Tuesday, January 16, 2007

CHANGES TO INHERITANCE LAWS OFFER RESPITE

CHANGES TO INHERITANCE LAWS OFFER RESPITE
By Lauren Foster
Copyright The Financial Times Limited 2007
Published: January 16 2007 02:00 | Last updated: January 16 2007 02:00



Starting this year, non-spouse beneficiaries - including domestic partners - who inherit assets from employer-sponsored retirement plans such as 401(k)s may directly roll them over to inherited IRAs. Previously the rollover opportunity was available only to spouses

The provision, part of the Pension Protection Act that was signed into law in August, was not drafted to address the issues of unmarried partners but will allow unwed couples to approximate some of the protections of marriage.

The Human Rights Campaign notes that in the past, surviving same-sex partners and other non-spouse beneficiaries were typically forced to withdraw the entire amount as a lump sum and incur immediate tax charges. Doing so often bumped the survivor into a higher tax bracket because the withdrawal was counted as taxable income to the beneficiary.

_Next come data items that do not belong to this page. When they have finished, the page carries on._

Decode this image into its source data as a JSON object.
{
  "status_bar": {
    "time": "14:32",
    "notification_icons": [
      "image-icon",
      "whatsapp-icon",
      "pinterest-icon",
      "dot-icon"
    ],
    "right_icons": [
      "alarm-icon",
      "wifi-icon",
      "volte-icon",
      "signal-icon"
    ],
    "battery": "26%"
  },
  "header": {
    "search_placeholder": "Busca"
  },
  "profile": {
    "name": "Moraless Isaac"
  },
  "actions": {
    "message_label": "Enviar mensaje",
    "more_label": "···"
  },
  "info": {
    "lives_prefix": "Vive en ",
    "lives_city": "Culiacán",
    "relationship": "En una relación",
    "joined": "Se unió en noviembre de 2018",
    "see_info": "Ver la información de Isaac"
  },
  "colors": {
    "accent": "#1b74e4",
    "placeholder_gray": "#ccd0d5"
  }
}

Janine Racanelli, head of JPMorgan Private Bank's Advice Lab, says there are stringent requirements to be met when taking advantage of this new provision, including:

*The assets must be transferred from one trustee to another trustee and the beneficiary cannot receive a cheque as part of the rollover process.*The assets must be transferred into a separate IRA and cannot be mixed with other assets, such as another IRA.

*The new account that receives the assets must reference the name of the decedent who bequeathed them.

*The beneficiary can spread the distribution out only one of two ways: either over a five-year period or over their life expectancy.